Try following regex:
^[abc]{3}(,[abc]{3})*$
^...$ from the start till the end of the string
[...] one of the given character
...{3} three time of the phrase before
(...)* 0 till n times of the characters in the brackets
What you're asking it to find with your regex is "at least one triple of letters a, b, c" - that's what "+" gives you. Whatever follows after that doesn't really matter to the regex. You might want to include "$", which means "end of the line", to be sure that the line must all consist of allowed triples. However in the current form your regex would also demand that the last triple ends in a comma, so you should explicitly code that it's not so.
Try this:
re.match('([abc][abc][abc],)*([abc][abc][abc])$'
This finds any number of allowed triples followed by a comma (maybe zero), then a triple without a comma, then the end of the line.
Edit: including the "^" (start of string) symbol is not necessary, because the match method already checks for a match only at the beginning of the string.
The obligatory "you don't need a regex" solution:
all(letter in 'abc,' for letter in data) and all(len(item) == 3 for item in data.split(','))
You need to iterate over sequence of found values.

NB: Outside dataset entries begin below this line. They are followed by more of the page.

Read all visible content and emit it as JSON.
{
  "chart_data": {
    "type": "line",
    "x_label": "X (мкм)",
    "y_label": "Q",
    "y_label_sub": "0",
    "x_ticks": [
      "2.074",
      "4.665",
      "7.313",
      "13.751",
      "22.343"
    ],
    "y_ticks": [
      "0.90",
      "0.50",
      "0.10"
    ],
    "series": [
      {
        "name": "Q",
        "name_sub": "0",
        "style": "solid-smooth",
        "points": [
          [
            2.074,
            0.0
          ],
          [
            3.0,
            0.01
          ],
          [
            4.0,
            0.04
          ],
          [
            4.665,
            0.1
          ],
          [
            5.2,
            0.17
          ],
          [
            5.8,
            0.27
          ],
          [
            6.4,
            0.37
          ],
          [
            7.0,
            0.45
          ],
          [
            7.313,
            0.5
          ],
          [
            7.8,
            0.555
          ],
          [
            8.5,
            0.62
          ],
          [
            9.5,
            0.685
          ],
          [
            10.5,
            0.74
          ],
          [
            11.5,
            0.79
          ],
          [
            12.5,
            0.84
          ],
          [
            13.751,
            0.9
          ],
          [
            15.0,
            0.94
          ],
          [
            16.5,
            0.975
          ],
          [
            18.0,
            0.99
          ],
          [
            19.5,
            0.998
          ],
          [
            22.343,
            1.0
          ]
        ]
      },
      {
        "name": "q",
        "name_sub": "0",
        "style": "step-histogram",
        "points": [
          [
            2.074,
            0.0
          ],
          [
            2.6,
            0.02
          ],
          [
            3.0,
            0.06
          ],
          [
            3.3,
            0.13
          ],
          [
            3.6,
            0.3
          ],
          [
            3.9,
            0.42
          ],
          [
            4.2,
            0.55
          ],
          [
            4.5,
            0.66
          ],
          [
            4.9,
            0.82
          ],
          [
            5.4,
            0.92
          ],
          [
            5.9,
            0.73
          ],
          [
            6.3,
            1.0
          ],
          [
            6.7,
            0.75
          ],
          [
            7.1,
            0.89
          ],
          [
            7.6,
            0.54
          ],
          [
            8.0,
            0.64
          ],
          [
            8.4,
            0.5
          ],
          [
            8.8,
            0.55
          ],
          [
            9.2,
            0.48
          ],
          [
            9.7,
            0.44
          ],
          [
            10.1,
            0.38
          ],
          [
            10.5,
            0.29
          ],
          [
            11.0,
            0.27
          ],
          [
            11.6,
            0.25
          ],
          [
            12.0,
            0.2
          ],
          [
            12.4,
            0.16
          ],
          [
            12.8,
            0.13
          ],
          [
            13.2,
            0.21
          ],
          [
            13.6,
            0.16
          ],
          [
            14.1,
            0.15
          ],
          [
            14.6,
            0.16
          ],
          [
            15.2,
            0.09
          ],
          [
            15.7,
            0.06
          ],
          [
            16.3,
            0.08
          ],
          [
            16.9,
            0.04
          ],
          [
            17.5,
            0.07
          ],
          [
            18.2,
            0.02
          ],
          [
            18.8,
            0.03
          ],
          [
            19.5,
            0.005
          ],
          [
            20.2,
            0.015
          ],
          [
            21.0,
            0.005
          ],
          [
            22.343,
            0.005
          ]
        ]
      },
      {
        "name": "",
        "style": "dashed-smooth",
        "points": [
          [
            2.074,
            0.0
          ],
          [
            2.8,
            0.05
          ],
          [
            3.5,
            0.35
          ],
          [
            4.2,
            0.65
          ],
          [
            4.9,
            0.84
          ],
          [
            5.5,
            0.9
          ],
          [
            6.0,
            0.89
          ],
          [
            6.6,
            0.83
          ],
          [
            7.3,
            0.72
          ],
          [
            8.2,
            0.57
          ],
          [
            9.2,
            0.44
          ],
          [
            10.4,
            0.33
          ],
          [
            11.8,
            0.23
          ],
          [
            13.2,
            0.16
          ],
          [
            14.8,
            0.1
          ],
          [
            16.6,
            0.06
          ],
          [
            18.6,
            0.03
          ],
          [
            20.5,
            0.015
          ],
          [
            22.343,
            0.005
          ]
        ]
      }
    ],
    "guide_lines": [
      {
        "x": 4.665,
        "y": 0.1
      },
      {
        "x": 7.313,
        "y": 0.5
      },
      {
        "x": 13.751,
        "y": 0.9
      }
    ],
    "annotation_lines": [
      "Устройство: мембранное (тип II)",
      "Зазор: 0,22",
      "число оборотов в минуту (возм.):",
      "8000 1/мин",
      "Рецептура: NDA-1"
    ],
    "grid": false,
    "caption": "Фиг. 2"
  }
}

data_string = "abc,bca,df"
imatch = re.finditer(r'(?P<value>[abc]{3})(,|$)', data_string)
for match in imatch:
print match.group('value')
So the regex to check if the string matches pattern will be
data_string = "abc,bca,df"
match = re.match(r'^([abc]{3}(,|$))+', data_string)
if match:
print "data string is correct"
Your result is not surprising since the regular expression
([abc][abc][abc],)+
tries to match a string containing three characters of [abc] followed by a comma one ore more times anywhere in the string. So the most important part is to make sure that there is nothing more in the string - as scessor suggests with adding ^ (start of string) and $ (end of string) to the regular expression.
An alternative without using regex (albeit a brute force way):
>>> def matcher(x):
total = ["".join(p) for p in itertools.product(('a','b','c'),repeat=3)]
for i in x.split(','):
if i not in total:
return False
return True
>>> matcher("abc,bca,aaa")
True
>>> matcher("abc,bca,xyz")
False
>>> matcher("abc,aaa,bb")
False
If your aim is to validate a string as being composed of triplet of letters a,b,and c:
for ss in ("abc,bbc,abb,baa,bbb",
"acc",
"abc,bbc,abb,bXa,bbb",
"abc,bbc,ab,baa,bbb"):
print ss,' ',bool(re.match('([abc]{3},?)+\Z',ss))
result
abc,bbc,abb,baa,bbb True
acc True
abc,bbc,abb,bXa,bbb False
abc,bbc,ab,baa,bbb False
\Z means: the end of the string. Its presence obliges the match to be until the very end of the string
By the way, I like the form of Sonya too, in a way it is clearer:
bool(re.match('([abc]{3},)*[abc]{3}\Z',ss))
To just repeat a sequence of patterns, you need to use a non-capturing group, a (?:...) like contruct, and apply a quantifier right after the closing parenthesis. The question mark and the colon after the opening parenthesis are the syntax that creates a non-capturing group (SO post).
For example:
(?:abc)+ matches strings like abc, abcabc, abcabcabc, etc.
(?:\d+\.){3} matches strings like 1.12.2., 000.00000.0., etc.
Here, you can use
^[abc]{3}(?:,[abc]{3})*$
^^
Note that using a capturing group is fraught with unwelcome effects in a lot of Python regex methods. See a classical issue described at re.findall behaves weird post, for example, where re.findall and all other regex methods using this function behind the scenes only return captured substrings if there is a capturing group in the pattern.
In Pandas, it is also important to use non-capturing groups when you just need to group a pattern sequence: Series.str.contains will complain that this pattern has match groups. To actually get the groups, use str.extract. and
the Series.str.extract, Series.str.extractall and Series.str.findall will behave as re.findall.